Sokoll has also transformed Zoom sessions into safe and inviting spaces. She admits that it was hard to adjust and adapt to Zoom at first, but in the ensuing months, Zoom became “a powerful tool. I have reached so many more people on Zoom, including people who live far from our offices in Waltham. I acquired clients who live out of state who, for example, have found our suicide loss survivor group through Google. Typing the search term “Jewish suicide” immediately brings up our group. Not many places in the country offer this kind of support group. And it is funded, in part, by CJP.”

Sokoll has a personal stake in suicide prevention and loss. “I’m passionate about the topic because my mother made a very serious suicide attempt when I was 19,” she said. “The traumatic incident changed my life. With my mother’s permission, I share the story with people so they know that when they talk to me about their suicidal ideation or suicidal ideation in others they love, I tell them I have had experience with those feelings.” Sokoll noted that the number of people experiencing suicidal feelings or who have made suicidal attempts has continued during the pandemic.

Sokoll’s Zoom sessions are special for the way she brings in a variety of symbols. She rings a Tibetan bell, which is calming and centering, and creates connection and community for participants.
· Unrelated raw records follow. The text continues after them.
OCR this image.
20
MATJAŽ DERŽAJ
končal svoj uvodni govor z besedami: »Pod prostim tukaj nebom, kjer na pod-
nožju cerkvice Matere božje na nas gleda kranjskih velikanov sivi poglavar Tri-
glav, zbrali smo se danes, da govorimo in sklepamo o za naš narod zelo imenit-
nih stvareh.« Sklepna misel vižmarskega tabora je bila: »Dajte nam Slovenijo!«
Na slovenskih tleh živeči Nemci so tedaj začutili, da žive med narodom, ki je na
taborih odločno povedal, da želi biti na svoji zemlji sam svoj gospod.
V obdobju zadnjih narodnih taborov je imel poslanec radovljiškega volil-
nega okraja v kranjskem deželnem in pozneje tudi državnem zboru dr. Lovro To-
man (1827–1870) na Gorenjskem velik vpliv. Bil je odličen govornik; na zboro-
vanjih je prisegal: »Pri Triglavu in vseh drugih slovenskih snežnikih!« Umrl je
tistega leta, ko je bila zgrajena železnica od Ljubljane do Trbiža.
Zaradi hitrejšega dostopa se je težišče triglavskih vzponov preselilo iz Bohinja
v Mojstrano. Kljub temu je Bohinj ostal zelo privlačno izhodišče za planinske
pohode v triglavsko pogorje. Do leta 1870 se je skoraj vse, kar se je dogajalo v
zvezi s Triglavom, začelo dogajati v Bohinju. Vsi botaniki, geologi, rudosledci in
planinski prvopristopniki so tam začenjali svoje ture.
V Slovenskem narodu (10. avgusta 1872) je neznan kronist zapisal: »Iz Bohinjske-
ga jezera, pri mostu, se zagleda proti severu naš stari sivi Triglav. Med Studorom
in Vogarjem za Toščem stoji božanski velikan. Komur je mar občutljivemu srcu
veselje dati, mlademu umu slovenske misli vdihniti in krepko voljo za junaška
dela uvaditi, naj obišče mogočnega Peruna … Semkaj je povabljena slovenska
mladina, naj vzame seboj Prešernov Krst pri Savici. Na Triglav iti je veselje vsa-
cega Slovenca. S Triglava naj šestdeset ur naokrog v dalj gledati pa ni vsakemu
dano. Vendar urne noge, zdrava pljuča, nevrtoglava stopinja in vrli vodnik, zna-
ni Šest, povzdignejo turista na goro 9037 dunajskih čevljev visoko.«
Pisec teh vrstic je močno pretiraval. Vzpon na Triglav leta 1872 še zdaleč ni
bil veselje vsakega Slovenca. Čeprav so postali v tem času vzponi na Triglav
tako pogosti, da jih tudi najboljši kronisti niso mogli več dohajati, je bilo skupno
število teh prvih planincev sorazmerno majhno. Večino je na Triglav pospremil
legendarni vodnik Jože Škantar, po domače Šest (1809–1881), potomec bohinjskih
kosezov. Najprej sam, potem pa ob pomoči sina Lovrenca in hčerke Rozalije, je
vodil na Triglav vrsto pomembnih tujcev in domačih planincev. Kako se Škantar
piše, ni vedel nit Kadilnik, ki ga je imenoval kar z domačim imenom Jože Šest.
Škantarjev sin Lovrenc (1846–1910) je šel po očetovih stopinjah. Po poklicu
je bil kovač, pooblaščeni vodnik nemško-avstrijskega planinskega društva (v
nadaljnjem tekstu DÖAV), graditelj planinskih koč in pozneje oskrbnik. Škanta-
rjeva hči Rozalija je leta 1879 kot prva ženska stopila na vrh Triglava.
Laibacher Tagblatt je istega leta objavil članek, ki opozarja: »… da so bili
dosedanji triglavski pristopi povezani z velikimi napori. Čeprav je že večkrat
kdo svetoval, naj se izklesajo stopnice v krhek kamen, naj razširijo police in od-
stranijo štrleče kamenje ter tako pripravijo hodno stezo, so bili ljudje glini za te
A facsimile of Miriam’s tambourine represents hope. “Shaking Miriam’s tambourine is the perfect way to signal that we’ll discuss hope and possibilities,” she said. “Miriam and the other Israelite women thought to bring musical instruments with them when they were fleeing Egypt. It’s amazing to realize they had hope they would play music again.”

On behalf of the Betty Ann Greenbaum Miller Center for Jewish Healing, Sokoll compiled a slim anthology called “Jewish Prayers, Psalms, & Readings for Comfort, Hope, and Support.” The readings are for those who are ill as well as for their loved ones and caretakers. In addition, Betty Ann Greenbaum Miller contributed an urgent prayer, “MY GOD! OUR GOD!,” that reads, in part:

Would You continue to bless me with Community who
pray for me, care for me, and celebrate life with me?

O MY GOD! O OUR GOD! I AM GRATEFUL FOR
THE BLESSINGS THAT CONTINUE … AND FOR
THE ONES THAT ARE YET POSSIBLE.

Could You please add to my blessings?